Baby Boomers and (no) pensions
The Baby Boomer generation is perhaps the first generation where pension income is likely not their main source of retirement income. In 1978, Congress passed the Revenue Act of 1978, which included a new section of the Internal Revenue Code, Section 401(k). Section 401(k) allowed employees to avoid being taxed on deferred compensation.
This meant that corporate employers were able to create plans, commonly called 401ks, that allowed employees to contribute to a retirement account using salary deferrals that were not taxed in that year. As companies phased out pensions due to high costs and a changing workforce, more of the burden for retirement savings was shifted to employees through 401ks.
However, not all Baby Boomers have saved what they needed to for retirement, even though many of them are already in - or fast approaching - their retirement years. And this lack of savings may end up impacting their grown children.
The Federal Reserve Survey of Consumer Finances from 1989 - 2022 cites an alarming statistic: The median retirement account balance in 2022 among those ages 65-74 is $200,000.
Social Security may not be enough to make up the gap
According to Fast Facts and Figures about Social Security - 2023, the average monthly retirement benefit for men is $2,106 and for women is $1,714. So the average retired couple, according to these figures, may be receiving about $45,840 per year from Social Security. Unless a couple has another income source, this average couple may have a pretty difficult time making ends meet. Now you can see why the median amount saved of $200,000 is probably not enough.
Grown children may have to help parents financially
And that's where the grown children of Baby Boomers may be impacted. I personally know families who have had to make difficult choices in taking care of their aging parents.
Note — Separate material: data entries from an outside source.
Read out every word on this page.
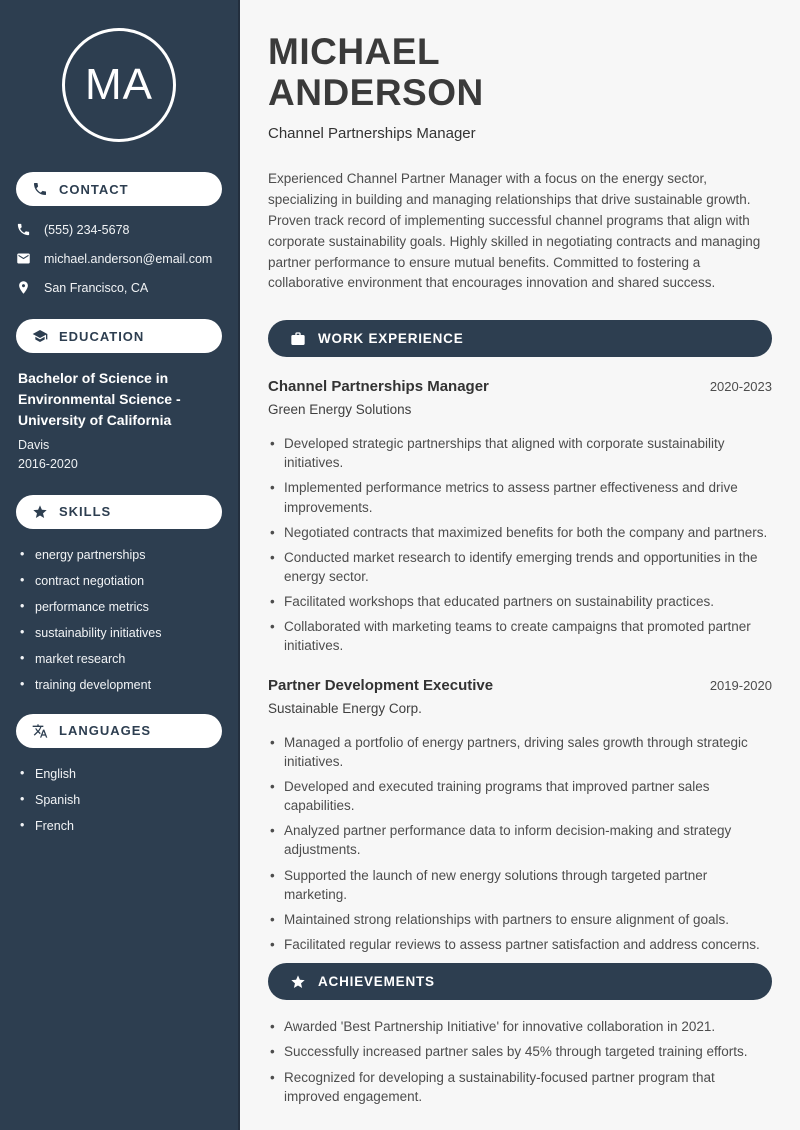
MA
CONTACT
(555) 234-5678
michael.anderson@email.com
San Francisco, CA
EDUCATION
Bachelor of Science in Environmental Science - University of California
Davis
2016-2020
SKILLS
• energy partnerships
• contract negotiation
• performance metrics
• sustainability initiatives
• market research
• training development
LANGUAGES
• English
• Spanish
• French
MICHAEL
ANDERSON
Channel Partnerships Manager

Experienced Channel Partner Manager with a focus on the energy sector, specializing in building and managing relationships that drive sustainable growth. Proven track record of implementing successful channel programs that align with corporate sustainability goals. Highly skilled in negotiating contracts and managing partner performance to ensure mutual benefits. Committed to fostering a collaborative environment that encourages innovation and shared success.

WORK EXPERIENCE
Channel Partnerships Manager	2020-2023
Green Energy Solutions
• Developed strategic partnerships that aligned with corporate sustainability initiatives.
• Implemented performance metrics to assess partner effectiveness and drive improvements.
• Negotiated contracts that maximized benefits for both the company and partners.
• Conducted market research to identify emerging trends and opportunities in the energy sector.
• Facilitated workshops that educated partners on sustainability practices.
• Collaborated with marketing teams to create campaigns that promoted partner initiatives.
Partner Development Executive	2019-2020
Sustainable Energy Corp.
• Managed a portfolio of energy partners, driving sales growth through strategic initiatives.
• Developed and executed training programs that improved partner sales capabilities.
• Analyzed partner performance data to inform decision-making and strategy adjustments.
• Supported the launch of new energy solutions through targeted partner marketing.
• Maintained strong relationships with partners to ensure alignment of goals.
• Facilitated regular reviews to assess partner satisfaction and address concerns.
ACHIEVEMENTS
• Awarded 'Best Partnership Initiative' for innovative collaboration in 2021.
• Successfully increased partner sales by 45% through targeted training efforts.
• Recognized for developing a sustainability-focused partner program that improved engagement.
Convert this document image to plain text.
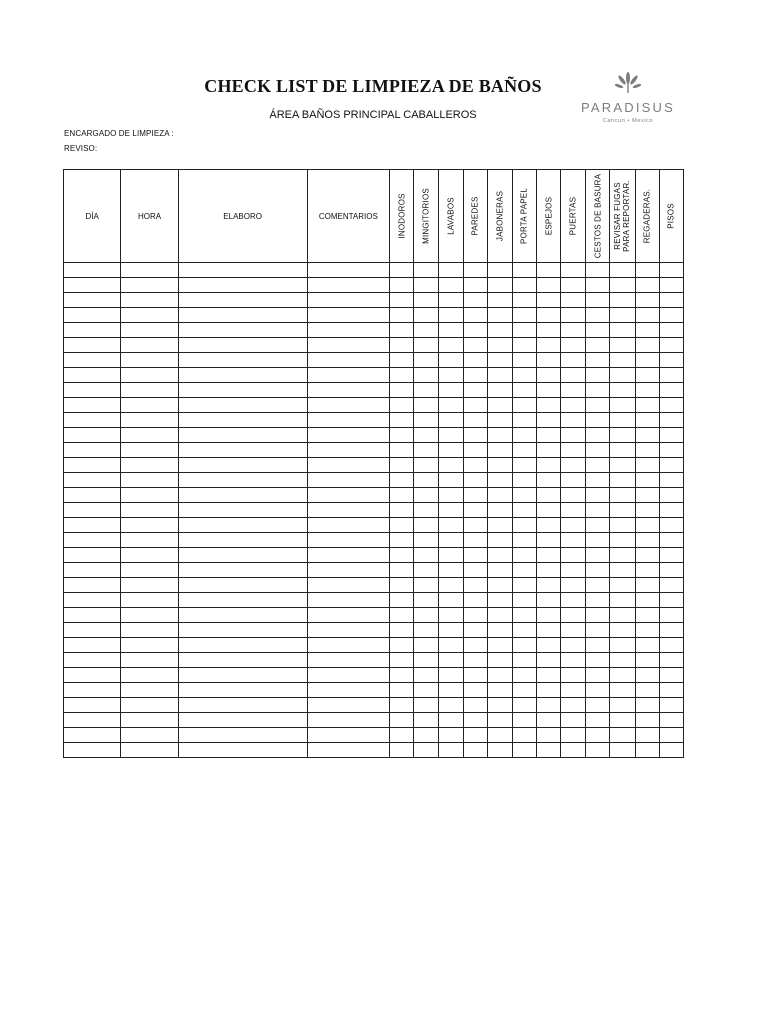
CHECK LIST DE LIMPIEZA DE BAÑOS
ÁREA BAÑOS PRINCIPAL CABALLEROS
ENCARGADO DE LIMPIEZA :
REVISO:
PARADISUS
Cancun • Mexico
DÍA	HORA	ELABORO	COMENTARIOS	INODOROS	MINGITORIOS	LAVABOS	PAREDES	JABONERAS	PORTA PAPEL	ESPEJOS	PUERTAS	CESTOS DE BASURA	REVISAR FUGAS
PARA REPORTAR.	REGADERAS.	PISOS
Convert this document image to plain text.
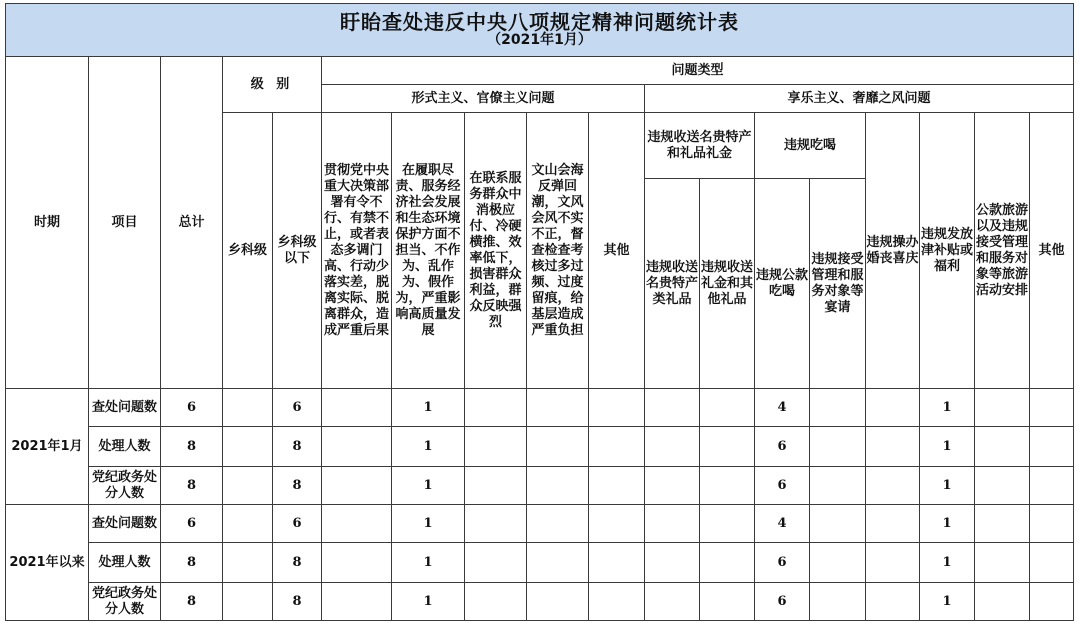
盱眙查处违反中央八项规定精神问题统计表
（2021年1月）																	

时期	项目	总计	级 别		问题类型												
					形式主义、官僚主义问题					享乐主义、奢靡之风问题							
			乡科级	乡科级以下	贯彻党中央重大决策部署有令不行、有禁不止，或者表态多调门高、行动少落实差，脱离实际、脱离群众，造成严重后果	在履职尽责、服务经济社会发展和生态环境保护方面不担当、不作为、乱作为、假作为，严重影响高质量发展	在联系服务群众中消极应付、冷硬横推、效率低下，损害群众利益，群众反映强烈	文山会海反弹回潮，文风会风不实不正，督查检查考核过多过频、过度留痕，给基层造成严重负担	其他	违规收送名贵特产和礼品礼金		违规吃喝		违规操办婚丧喜庆	违规发放津补贴或福利	公款旅游以及违规接受管理和服务对象等旅游活动安排	其他
										违规收送名贵特产类礼品	违规收送礼金和其他礼品	违规公款吃喝	违规接受管理和服务对象等宴请				

2021年1月	查处问题数	6		6		1						4			1		
	处理人数	8		8		1						6			1		
	党纪政务处分人数	8		8		1						6			1		
2021年以来	查处问题数	6		6		1						4			1		
	处理人数	8		8		1						6			1		
	党纪政务处分人数	8		8		1						6			1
This could include parents moving in with their grown children and their family; grown children paying for some (or all) of Mom and Dad's monthly bills; grown children quitting a job to care for a sick parent; and more.
Ask some questions
Do you know what your parents' financial situation is? How can we prepare for the unknown of helping parents financially? Start by asking a few questions.
Even though the conversation might be difficult, in my view it's always better to know the facts. Even if what you learn could be concerning, it's better to know in advance when you can do some planning around the possibilities than to be taken by surprise. Here are a few questions to start with.
Do you have enough money to live the life you want to live?
How do you want to spend the last five years of your life, and how do you want to die?
Would it be okay if we looked at your investment accounts together? Are there any properties that you own and who is on the deed?
Are there any financial advisors, accountants, lawyers, insurance agents or other professionals involved in your financial life? Can you share their contact information and make a warm introduction?
Do you have siblings? Talk things over with them and see how each of you might be able to help. And don't forget to talk it over with your spouse as well.
Perhaps most important, make good saving choices now for yourself so that you don't put your children in the same situation.